The PSRC, on the other hand, is waiting for direction from the US Olympic Committee, which is still trying to figure out what the hell the PSRC is. Come to think of it, so are we.

More on this process as it collapses.

Lobbyist on the payroll

An employee of the city’s Department of Neighborhoods seems to have taken this paper’s recent story on the rise of e-mail in the public process to heart. Dave Bockmann distributed an e-mail message to neighborhood leaders claiming the City Council was considering last-minute cuts in the DON budget, and citing several popular programs that he claimed might be trimmed. He urged recipients to contact several council members (even including e-mail addresses for each) and to distribute the message to others. Unfortunately for this enterprising in-house lobbyist, at least one respondent took this advice too literally and included a copy of his original message with the letter of protest to council members. At least it helped the budget cutters identify one city employee who doesn’t have enough to do.

Another Sidran suit

While a city task force puzzles over how to best regulate live music and other entertainment in taverns and clubs, attorney David Osgood is looking to make the issue a moot point. In a lawsuit filed November 16 in US District Court, Osgood argues that the state law prohibiting live entertainment in bars without a city license violates constitutional protections of freedom of expression and is unconstitutionally vague.

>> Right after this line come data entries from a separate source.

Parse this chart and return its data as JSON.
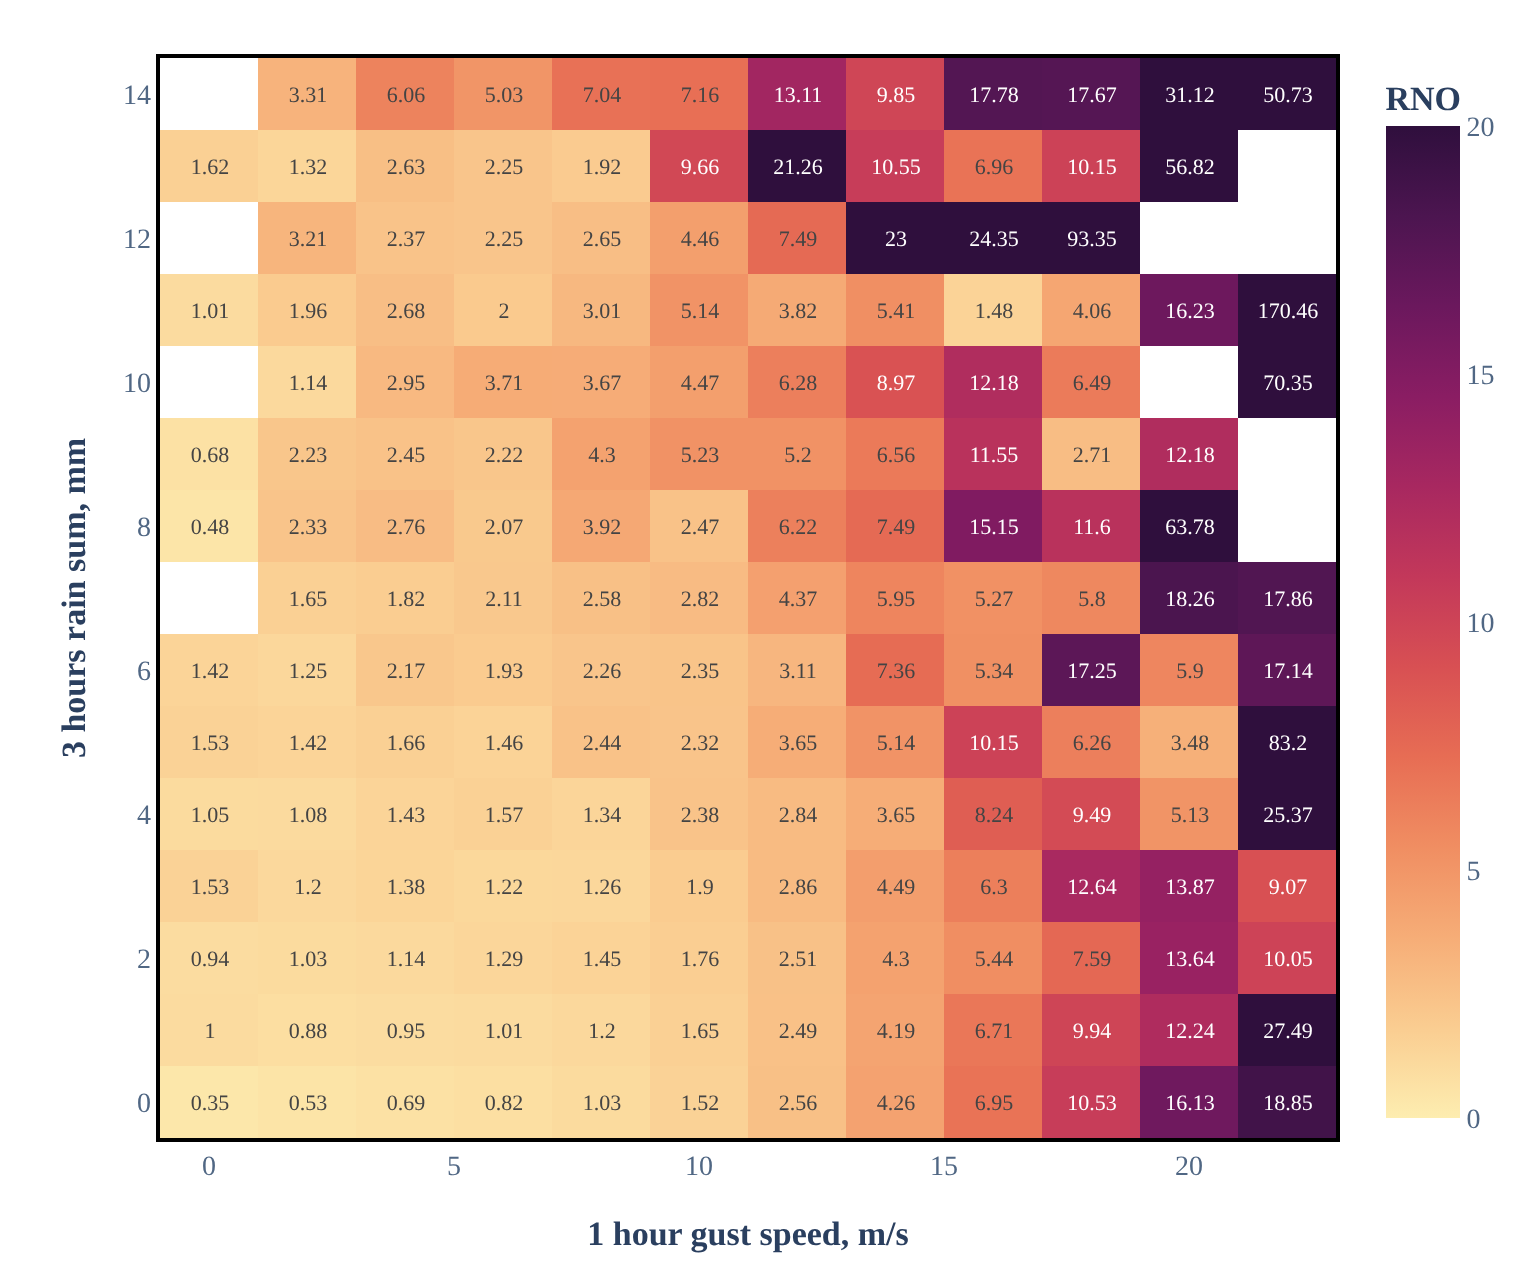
{
  "chart_data": {
    "type": "heatmap",
    "xlabel": "1 hour gust speed, m/s",
    "ylabel": "3 hours rain sum, mm",
    "clabel": "RNO",
    "x": [
      0,
      2,
      4,
      6,
      8,
      10,
      12,
      14,
      16,
      18,
      20,
      22
    ],
    "y_categories": [
      "14",
      null,
      "12",
      null,
      "10",
      null,
      "8",
      null,
      "6",
      null,
      "4",
      null,
      "2",
      null,
      "0"
    ],
    "cells": [
      [
        null,
        3.31,
        6.06,
        5.03,
        7.04,
        7.16,
        13.11,
        9.85,
        17.78,
        17.67,
        31.12,
        50.73
      ],
      [
        1.62,
        1.32,
        2.63,
        2.25,
        1.92,
        9.66,
        21.26,
        10.55,
        6.96,
        10.15,
        56.82,
        null
      ],
      [
        null,
        3.21,
        2.37,
        2.25,
        2.65,
        4.46,
        7.49,
        23,
        24.35,
        93.35,
        null,
        null
      ],
      [
        1.01,
        1.96,
        2.68,
        2,
        3.01,
        5.14,
        3.82,
        5.41,
        1.48,
        4.06,
        16.23,
        170.46
      ],
      [
        null,
        1.14,
        2.95,
        3.71,
        3.67,
        4.47,
        6.28,
        8.97,
        12.18,
        6.49,
        null,
        70.35
      ],
      [
        0.68,
        2.23,
        2.45,
        2.22,
        4.3,
        5.23,
        5.2,
        6.56,
        11.55,
        2.71,
        12.18,
        null
      ],
      [
        0.48,
        2.33,
        2.76,
        2.07,
        3.92,
        2.47,
        6.22,
        7.49,
        15.15,
        11.6,
        63.78,
        null
      ],
      [
        null,
        1.65,
        1.82,
        2.11,
        2.58,
        2.82,
        4.37,
        5.95,
        5.27,
        5.8,
        18.26,
        17.86
      ],
      [
        1.42,
        1.25,
        2.17,
        1.93,
        2.26,
        2.35,
        3.11,
        7.36,
        5.34,
        17.25,
        5.9,
        17.14
      ],
      [
        1.53,
        1.42,
        1.66,
        1.46,
        2.44,
        2.32,
        3.65,
        5.14,
        10.15,
        6.26,
        3.48,
        83.2
      ],
      [
        1.05,
        1.08,
        1.43,
        1.57,
        1.34,
        2.38,
        2.84,
        3.65,
        8.24,
        9.49,
        5.13,
        25.37
      ],
      [
        1.53,
        1.2,
        1.38,
        1.22,
        1.26,
        1.9,
        2.86,
        4.49,
        6.3,
        12.64,
        13.87,
        9.07
      ],
      [
        0.94,
        1.03,
        1.14,
        1.29,
        1.45,
        1.76,
        2.51,
        4.3,
        5.44,
        7.59,
        13.64,
        10.05
      ],
      [
        1,
        0.88,
        0.95,
        1.01,
        1.2,
        1.65,
        2.49,
        4.19,
        6.71,
        9.94,
        12.24,
        27.49
      ],
      [
        0.35,
        0.53,
        0.69,
        0.82,
        1.03,
        1.52,
        2.56,
        4.26,
        6.95,
        10.53,
        16.13,
        18.85
      ]
    ],
    "data_labels": true,
    "clim": [
      0,
      20
    ],
    "cticks": [
      0,
      5,
      10,
      15,
      20
    ],
    "xlim": [
      -1,
      23
    ],
    "xticks": [
      0,
      5,
      10,
      15,
      20
    ]
  }
}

The plaintiff in the action is Jerseys All-American Sports Bar Inc., a Seattle club already pursuing a federal suit against the city over its lack of a specific permit process for live entertainment. Osgood plans to petition the court for a summary judgment in January.

City thinking gas tax

Mayor Paul Schell hopes the new-look state Legislature will authorize an increase in the local-option gas tax to address Seattle’s $20 million annual street maintenance shortfall. Current state law allows counties to impose a 2.3-cent-per-gallon tax with voter approval; Schell wants to see the authorization doubled to 4.6 cents. At the higher rate, Seattle’s share of the tax would provide it considerably more revenue than the city’s former street maintenance utility, which folded in 1995 when the State Supreme Court ruled that its fees constituted an illegal property tax.

Not a bad scenario, although the lower-rate gas tax has been authorized by the Legislature for the last eight years, yet the King County Council hasn’t seriously considered putting it on the ballot. Schell also says he’s hopeful that a modified gas tax bill might allow the tax to be imposed by the local legislative authority. That’s really wishful thinking, given state legislators’ recent trend of putting most every controversial issue on the ballot. The local-option gas tax has lost both times it’s been placed before voters, including earlier this month in Snohomish County.

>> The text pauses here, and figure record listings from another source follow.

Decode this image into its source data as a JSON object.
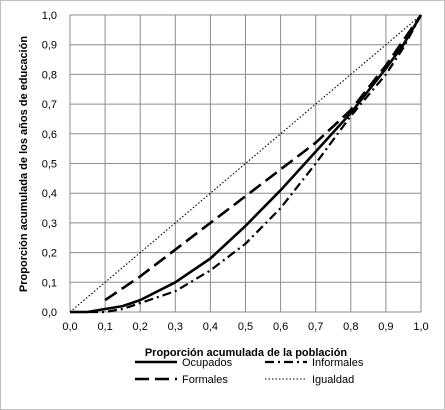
{
  "chart_data": {
    "type": "line",
    "xlabel": "Proporción acumulada  de la población",
    "ylabel": "Proporción acumulada  de los años de educación",
    "xlim": [
      0,
      1
    ],
    "ylim": [
      0,
      1
    ],
    "grid": true,
    "legend_position": "bottom",
    "x_ticks": [
      "0,0",
      "0,1",
      "0,2",
      "0,3",
      "0,4",
      "0,5",
      "0,6",
      "0,7",
      "0,8",
      "0,9",
      "1,0"
    ],
    "y_ticks": [
      "0,0",
      "0,1",
      "0,2",
      "0,3",
      "0,4",
      "0,5",
      "0,6",
      "0,7",
      "0,8",
      "0,9",
      "1,0"
    ],
    "series": [
      {
        "name": "Ocupados",
        "style": "solid",
        "x": [
          0,
          0.05,
          0.1,
          0.15,
          0.2,
          0.3,
          0.4,
          0.5,
          0.6,
          0.7,
          0.8,
          0.9,
          0.95,
          1.0
        ],
        "y": [
          0,
          0.0,
          0.01,
          0.02,
          0.04,
          0.1,
          0.18,
          0.29,
          0.41,
          0.54,
          0.67,
          0.82,
          0.9,
          1.0
        ]
      },
      {
        "name": "Informales",
        "style": "dashdot",
        "x": [
          0,
          0.05,
          0.1,
          0.15,
          0.2,
          0.3,
          0.4,
          0.5,
          0.6,
          0.7,
          0.8,
          0.9,
          0.95,
          1.0
        ],
        "y": [
          0,
          0.0,
          0.0,
          0.01,
          0.03,
          0.07,
          0.14,
          0.23,
          0.35,
          0.5,
          0.66,
          0.8,
          0.89,
          1.0
        ]
      },
      {
        "name": "Formales",
        "style": "longdash",
        "x": [
          0.1,
          0.2,
          0.3,
          0.4,
          0.5,
          0.6,
          0.7,
          0.8,
          0.9,
          1.0
        ],
        "y": [
          0.04,
          0.12,
          0.21,
          0.3,
          0.39,
          0.48,
          0.57,
          0.68,
          0.83,
          1.0
        ]
      },
      {
        "name": "Igualdad",
        "style": "dotted",
        "x": [
          0,
          1
        ],
        "y": [
          0,
          1
        ]
      }
    ]
  }
}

Still, a user-fee mechanism like the gas tax would seem to have appeal for the environmentally oriented voters who turned out in droves last year to elect Schell and a trio of conservation-minded City Council members.

Take our growth, please

King County officials seeking somewhere to transfer their potential rural growth may have found a willing taker in the Denny Triangle neighborhood, a relatively underdeveloped portion of downtown between Denny Way, Sixth Avenue, Pike Street, and Interstate 5.

Citizen planners in the area are the first to show interest in a program proposed by King County Executive Ron Sims, who wants to allow the transfer of development rights from rural parcels to selected urban neighborhoods. As finding a neighborhood that actually wants development is the hard part of the process, Sims was genuinely delighted to appear at Mayor Schell’s regular Tuesday-morning press conference to announce the partnership. Sims says he wants to see new housing, but he wants it sited “where it makes sense, where the infrastructure is in place, where we have the amenities to do it.”

The TDR program would work through the purchase by developers of development rights to designated rural properties and applying these “credits” to a site in the Denny Triangle. With the credits, up to 60 feet of additional height could be added to a new structure (maximum allowed building heights under the neighborhood’s current zoning range from 125 feet to 240 feet).

NBA money missed

The Seattle City Council has already made budget adjustments to account for lost revenue from Sonics games canceled due to the National Basketball Association lockout. Council president Sue Donaldson says she’s asked the law department to investigate whether the city can require team ownership to ante up some or all of the lease-mandated payments anyway. “A lockout isn’t really an act of God,” she says, “regardless of how the NBA owners feel about themselves.”